The changes are all cosmetic LED work on top of the stock firmware, with the games and unlock logic left alone:
- ZephrFish Morse (shown at startup): blinks
ZEPHRFISHin Morse, cyan dots and purple dashes, driven by a 29-byte packed table where each byte holds an element's on-time and the gap after it. - Pride rainbow: a six-stripe rainbow copied straight into the LED buffer and rotated each frame so it flows around both eyes.
- Split: each eye red on one half, blue on the other, purple in the middle where they meet.
- Recoloured the stock knight-rider, breath, and looping-eyes animations to purple, cyan, and orange.
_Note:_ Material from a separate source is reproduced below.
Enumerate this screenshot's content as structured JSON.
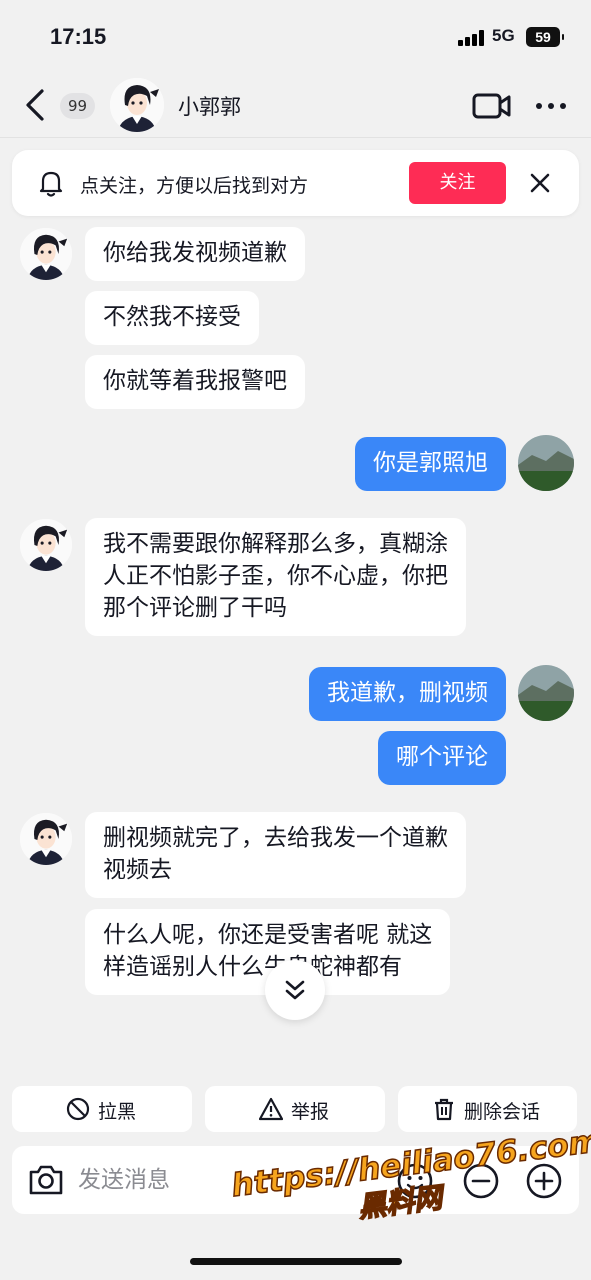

To make room in the 8 KB I dropped the stock devsecops, police, and spin animations and the duplicate red recolours. The result is 8094 of 8192 bytes.
CI
I also added CI on my fork; this is mine, not part of the stock badge. A GitHub Actions workflow installs arduino-cli and megaTinyCore, compiles each firmware, parses the size line to report free flash, and fails if it overflows 8192 bytes. With the flash this full that turns "will it fit" into a check on every push, and it attaches the built .hex to a release. It builds every per-author folder too, so anyone can drop in their own firmware and get the same flash check.
Wrapping up
The badge fits a touch UI, three games with two-player modes, a persistent unlock system, and a set of animations into 8 KB on a chip with 512 bytes of RAM. The reverse engineering is short: identify the chip from the BOM, confirm AVR with file, rule out strings, find structure in radare2, and read the guarded switch to see how the unlocks work. The nicest detail is that the whole unlock system is one byte of EEPROM, which you can read or write straight over the debug header.
Credit where it's due: Artie the Owl is the work of Punk Security for BSides Leeds 2026, built on SpenceKonde's megaTinyCore, and it was a genuinely fun board to pull apart. If you have one, fork it and flash something of your own; the CI on the fork will tell you whether it still fits in the 8 KB.